I didn't realize you could click it before this comment, thanks for that.


I’m amazed it even works perfectly with multitouch on my phone. Impressive.


A similar project I found some time ago: https://apps.amandaghassaei.com/FluidSimulation/



The mobile app is a fun fidget toy


It really is. Updated every few weeks too!

https://apps.apple.com/us/app/fluid-simulation/id1443124993


Is there an Android version?



Also great as a live wallpaper. I have set mine up to be black and white, which goes well with my icon set.


I wanted to play with it, but that apps popup...

Those things are so rude. I just close on principle anything which has one.

Newsletters, too.


Can there be a 3D equivalent?


Vincent Houzé is an artist who works with 3D fluid sims quite a bit. These run in real-time and are interactive. He’s a wizard. https://www.instagram.com/p/B8Z2ZUYndxL/?igshid=15jc8xisc171...

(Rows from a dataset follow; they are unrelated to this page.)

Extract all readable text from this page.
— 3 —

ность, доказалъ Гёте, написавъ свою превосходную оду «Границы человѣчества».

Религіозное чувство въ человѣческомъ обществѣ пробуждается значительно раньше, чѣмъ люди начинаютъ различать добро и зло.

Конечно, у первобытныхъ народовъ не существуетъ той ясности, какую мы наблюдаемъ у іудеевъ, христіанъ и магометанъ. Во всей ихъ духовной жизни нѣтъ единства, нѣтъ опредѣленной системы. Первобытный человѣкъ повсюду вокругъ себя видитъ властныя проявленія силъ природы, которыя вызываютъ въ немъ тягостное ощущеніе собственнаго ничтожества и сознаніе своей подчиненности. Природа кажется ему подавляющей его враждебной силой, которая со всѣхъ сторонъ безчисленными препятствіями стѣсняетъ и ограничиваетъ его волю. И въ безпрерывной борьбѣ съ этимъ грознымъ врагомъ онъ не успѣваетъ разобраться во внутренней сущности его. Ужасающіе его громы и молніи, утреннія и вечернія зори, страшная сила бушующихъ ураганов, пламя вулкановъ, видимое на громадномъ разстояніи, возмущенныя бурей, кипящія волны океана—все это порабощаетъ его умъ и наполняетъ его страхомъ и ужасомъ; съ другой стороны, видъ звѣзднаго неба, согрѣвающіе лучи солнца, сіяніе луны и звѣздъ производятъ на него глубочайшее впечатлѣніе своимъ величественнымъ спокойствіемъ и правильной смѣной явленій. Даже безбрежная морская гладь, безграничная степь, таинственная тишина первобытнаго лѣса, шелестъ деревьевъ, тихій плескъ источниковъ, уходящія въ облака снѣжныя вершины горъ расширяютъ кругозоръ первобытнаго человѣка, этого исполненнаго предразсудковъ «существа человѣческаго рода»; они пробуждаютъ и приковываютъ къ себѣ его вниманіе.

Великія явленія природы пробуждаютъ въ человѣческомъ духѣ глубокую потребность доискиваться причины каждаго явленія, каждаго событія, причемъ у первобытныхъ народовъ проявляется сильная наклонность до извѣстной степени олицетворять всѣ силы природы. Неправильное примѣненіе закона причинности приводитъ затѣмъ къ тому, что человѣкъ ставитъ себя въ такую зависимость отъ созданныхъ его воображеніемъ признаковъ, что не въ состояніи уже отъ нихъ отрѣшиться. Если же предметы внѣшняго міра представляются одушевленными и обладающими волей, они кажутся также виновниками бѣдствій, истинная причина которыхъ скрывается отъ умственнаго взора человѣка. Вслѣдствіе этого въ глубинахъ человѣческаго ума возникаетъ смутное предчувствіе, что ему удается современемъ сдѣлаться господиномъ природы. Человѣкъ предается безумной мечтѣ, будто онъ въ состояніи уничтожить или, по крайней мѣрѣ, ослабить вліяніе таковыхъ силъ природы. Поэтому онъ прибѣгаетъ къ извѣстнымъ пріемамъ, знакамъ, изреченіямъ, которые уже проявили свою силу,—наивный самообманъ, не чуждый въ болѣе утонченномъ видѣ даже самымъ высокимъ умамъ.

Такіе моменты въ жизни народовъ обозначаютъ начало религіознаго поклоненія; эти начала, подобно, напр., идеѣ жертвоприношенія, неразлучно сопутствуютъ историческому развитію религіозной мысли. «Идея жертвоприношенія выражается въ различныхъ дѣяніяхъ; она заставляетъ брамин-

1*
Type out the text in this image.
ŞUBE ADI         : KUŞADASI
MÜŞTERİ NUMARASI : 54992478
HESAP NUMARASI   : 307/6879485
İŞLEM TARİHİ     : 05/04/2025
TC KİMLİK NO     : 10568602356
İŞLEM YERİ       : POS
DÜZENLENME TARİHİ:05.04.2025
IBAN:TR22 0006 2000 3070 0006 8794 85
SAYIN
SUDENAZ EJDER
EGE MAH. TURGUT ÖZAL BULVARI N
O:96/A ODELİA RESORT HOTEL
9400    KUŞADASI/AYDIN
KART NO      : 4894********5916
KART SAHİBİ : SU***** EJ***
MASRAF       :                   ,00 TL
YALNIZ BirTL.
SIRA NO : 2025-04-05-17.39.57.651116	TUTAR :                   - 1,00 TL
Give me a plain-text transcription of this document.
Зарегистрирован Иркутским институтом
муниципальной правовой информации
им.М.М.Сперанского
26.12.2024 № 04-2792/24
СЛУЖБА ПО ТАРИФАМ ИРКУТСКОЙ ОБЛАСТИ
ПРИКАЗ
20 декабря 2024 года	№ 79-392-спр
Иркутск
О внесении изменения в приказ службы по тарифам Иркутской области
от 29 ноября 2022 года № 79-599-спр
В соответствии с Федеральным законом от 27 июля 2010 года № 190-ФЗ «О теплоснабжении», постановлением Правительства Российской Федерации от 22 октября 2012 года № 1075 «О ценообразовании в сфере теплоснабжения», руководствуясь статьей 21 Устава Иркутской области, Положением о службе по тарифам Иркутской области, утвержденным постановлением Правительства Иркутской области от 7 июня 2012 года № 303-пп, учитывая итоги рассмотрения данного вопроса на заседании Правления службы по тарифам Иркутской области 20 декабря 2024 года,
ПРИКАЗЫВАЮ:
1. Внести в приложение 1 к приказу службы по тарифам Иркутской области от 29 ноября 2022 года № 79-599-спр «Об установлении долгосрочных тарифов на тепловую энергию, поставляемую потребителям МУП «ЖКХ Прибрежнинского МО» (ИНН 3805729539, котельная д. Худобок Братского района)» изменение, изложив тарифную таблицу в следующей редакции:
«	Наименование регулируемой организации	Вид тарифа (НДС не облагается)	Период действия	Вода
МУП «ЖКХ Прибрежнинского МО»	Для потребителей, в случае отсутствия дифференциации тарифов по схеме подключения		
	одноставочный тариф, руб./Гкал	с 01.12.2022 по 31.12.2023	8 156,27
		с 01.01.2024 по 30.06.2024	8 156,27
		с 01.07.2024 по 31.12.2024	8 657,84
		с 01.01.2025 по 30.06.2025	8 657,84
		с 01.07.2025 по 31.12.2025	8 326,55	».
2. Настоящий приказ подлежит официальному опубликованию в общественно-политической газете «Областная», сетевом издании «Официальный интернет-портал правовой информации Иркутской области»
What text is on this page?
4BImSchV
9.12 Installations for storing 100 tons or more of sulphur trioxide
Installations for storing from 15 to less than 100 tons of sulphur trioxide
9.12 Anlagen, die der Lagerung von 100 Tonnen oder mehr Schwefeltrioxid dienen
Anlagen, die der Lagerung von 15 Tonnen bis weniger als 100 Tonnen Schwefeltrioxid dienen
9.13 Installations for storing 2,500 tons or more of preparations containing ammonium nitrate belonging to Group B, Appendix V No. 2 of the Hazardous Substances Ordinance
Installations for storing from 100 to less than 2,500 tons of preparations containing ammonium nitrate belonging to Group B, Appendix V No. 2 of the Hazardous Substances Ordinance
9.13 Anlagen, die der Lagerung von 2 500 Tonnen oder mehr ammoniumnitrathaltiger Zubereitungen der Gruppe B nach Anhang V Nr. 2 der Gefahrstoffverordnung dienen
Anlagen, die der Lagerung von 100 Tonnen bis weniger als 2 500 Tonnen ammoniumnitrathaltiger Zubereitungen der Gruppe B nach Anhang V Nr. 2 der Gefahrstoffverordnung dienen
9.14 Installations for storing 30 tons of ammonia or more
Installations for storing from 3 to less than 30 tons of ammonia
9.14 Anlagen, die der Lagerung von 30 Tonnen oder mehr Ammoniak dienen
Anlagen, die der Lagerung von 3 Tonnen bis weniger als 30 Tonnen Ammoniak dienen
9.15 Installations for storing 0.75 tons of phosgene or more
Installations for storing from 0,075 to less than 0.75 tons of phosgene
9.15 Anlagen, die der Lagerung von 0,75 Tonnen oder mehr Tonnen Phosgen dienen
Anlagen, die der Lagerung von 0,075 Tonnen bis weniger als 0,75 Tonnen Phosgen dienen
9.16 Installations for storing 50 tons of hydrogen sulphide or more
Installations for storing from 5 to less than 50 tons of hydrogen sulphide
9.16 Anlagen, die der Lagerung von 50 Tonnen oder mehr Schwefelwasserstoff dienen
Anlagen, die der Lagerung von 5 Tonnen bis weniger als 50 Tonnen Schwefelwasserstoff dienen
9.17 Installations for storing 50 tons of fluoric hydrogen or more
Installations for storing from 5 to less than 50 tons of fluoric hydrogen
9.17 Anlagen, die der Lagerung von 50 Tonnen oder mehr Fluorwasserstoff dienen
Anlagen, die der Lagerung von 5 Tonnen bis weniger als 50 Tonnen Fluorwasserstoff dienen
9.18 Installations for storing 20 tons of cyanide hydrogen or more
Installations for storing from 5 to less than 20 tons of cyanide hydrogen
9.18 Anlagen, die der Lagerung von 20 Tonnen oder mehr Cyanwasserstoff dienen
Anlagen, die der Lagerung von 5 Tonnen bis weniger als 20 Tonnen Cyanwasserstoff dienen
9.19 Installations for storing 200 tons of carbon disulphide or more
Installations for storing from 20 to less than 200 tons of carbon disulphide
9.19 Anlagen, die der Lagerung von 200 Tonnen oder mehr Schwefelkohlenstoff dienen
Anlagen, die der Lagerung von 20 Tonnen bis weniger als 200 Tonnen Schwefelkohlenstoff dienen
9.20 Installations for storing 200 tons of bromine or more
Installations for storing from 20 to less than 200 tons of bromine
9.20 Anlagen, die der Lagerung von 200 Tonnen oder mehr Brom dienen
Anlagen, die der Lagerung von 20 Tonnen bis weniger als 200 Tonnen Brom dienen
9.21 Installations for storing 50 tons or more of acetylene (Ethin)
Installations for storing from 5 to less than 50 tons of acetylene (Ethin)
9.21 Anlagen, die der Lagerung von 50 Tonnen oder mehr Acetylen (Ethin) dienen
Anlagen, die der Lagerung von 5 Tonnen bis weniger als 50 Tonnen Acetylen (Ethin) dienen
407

Mathematically, the extension to 3D is trivial. Computationally, the difference is enormous. You're moving from O(n²) cells required to fill a space to O(n³).

Rendering also becomes significantly more complex, as you wouldn't be able to see anything interesting if it remained fully opaque.


should be possible.. I got something similar working in 3d a few years ago, and I'm just a mild-mannered code monkey who almost flunked out of the relevant courses on computational differential equations in college.

Mine was sloppy cpu-based C# code and not this butter-smooth webGL, but mathematically it's "relatively straightforward" so long as you aren't doing anything too tricky with the boundaries


A simulation of 3D space that I came across is what piqued my interest. https://youtu.be/xdZNwlzaUxI


Yes. Typically these types of GPU based fluid solvers use texture maps to store velocity and pressure information. (See NVIDIA’s GPU Gems paper on fluids.)

Most GPUs support 3D texture maps, and changing something like this to support 3D should be fairly trivial. From what I remember, the calculations for each dimension are identical.


Obligatory [REPOST] flag. I see this page here for the fourth time.